Grace had already apologized several times, and now sat with her head swimming, wishing she had stayed at home. “Do you have any saltines?” she said.

“Let me check, dear,” Tug’s mother said. She practically ran into the kitchen, delighted to have a mission, and Grace could hear her opening and closing cupboards. Joy was a short, round woman with kindly green eyes. Tug resembled her more than his father — the same curly hair, the same sloped shoulders. Amid the nausea, another physical pang coursed through Grace’s chest. She missed his body, the warmth of his arm flung over her in sleep, the smell of his hair and skin.

Joy came back with a plate of Peek Freans cookies fanned decoratively on a plate. “Will this do?” she said. “I’m afraid we don’t have any crackers.”

“Perfect,” Grace said. “I’m so sorry about this.”

“We told you to stop saying that,” Tug’s father said gently. For all his kindness he was also appraising her, keeping his distance, much as Tug always had. He waited while she slowly ate a cookie, forcing it down. “So,” he said once she’d finished, “how did you know him?”

Grace bowed her head. Of course she would tell them everything; that was the price of being here. “I met him skiing one day, on the mountain. We became … friends.”

Marcie sighed, a long, sad whistle.

Tug’s mother ignored her. She was sitting very straight in her chair, her hands cupped together in her lap. Her dignity was immense; so was her pain. “My son was very fond of skiing,” she said.

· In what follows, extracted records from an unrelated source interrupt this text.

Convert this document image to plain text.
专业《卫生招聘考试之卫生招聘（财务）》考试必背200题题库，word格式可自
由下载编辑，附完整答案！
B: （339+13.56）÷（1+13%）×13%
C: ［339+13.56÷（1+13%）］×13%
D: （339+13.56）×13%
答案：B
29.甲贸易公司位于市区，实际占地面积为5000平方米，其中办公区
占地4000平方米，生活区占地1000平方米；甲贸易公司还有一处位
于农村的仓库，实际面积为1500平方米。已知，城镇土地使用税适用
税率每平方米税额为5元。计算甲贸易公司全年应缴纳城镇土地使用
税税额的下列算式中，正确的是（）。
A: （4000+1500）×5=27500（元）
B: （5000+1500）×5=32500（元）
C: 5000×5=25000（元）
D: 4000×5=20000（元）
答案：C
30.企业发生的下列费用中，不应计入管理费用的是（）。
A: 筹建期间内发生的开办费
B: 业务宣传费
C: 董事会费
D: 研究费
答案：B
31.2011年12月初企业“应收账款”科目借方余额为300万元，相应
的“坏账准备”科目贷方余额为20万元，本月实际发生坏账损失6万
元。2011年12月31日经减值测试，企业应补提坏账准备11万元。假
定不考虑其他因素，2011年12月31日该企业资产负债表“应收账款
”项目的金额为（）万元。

“Yes,” Grace said. “We went a few times later, too. This winter.”

“You were with him,” Joy said slowly. “This winter.”

“Yes,” Grace said again.

At this Tug’s mother and Marcie exchanged a look.

Grace was deeply at sea, lacking any footing in the conversation, and wished desperately that she hadn’t come. She blamed Tug for not telling her much about his family, for being so mysterious, for being gone. Yet seeing his parents in front of her, the crazy quilt of features that had combined to produce him, was for a moment like having him in the room, and she was glad of that.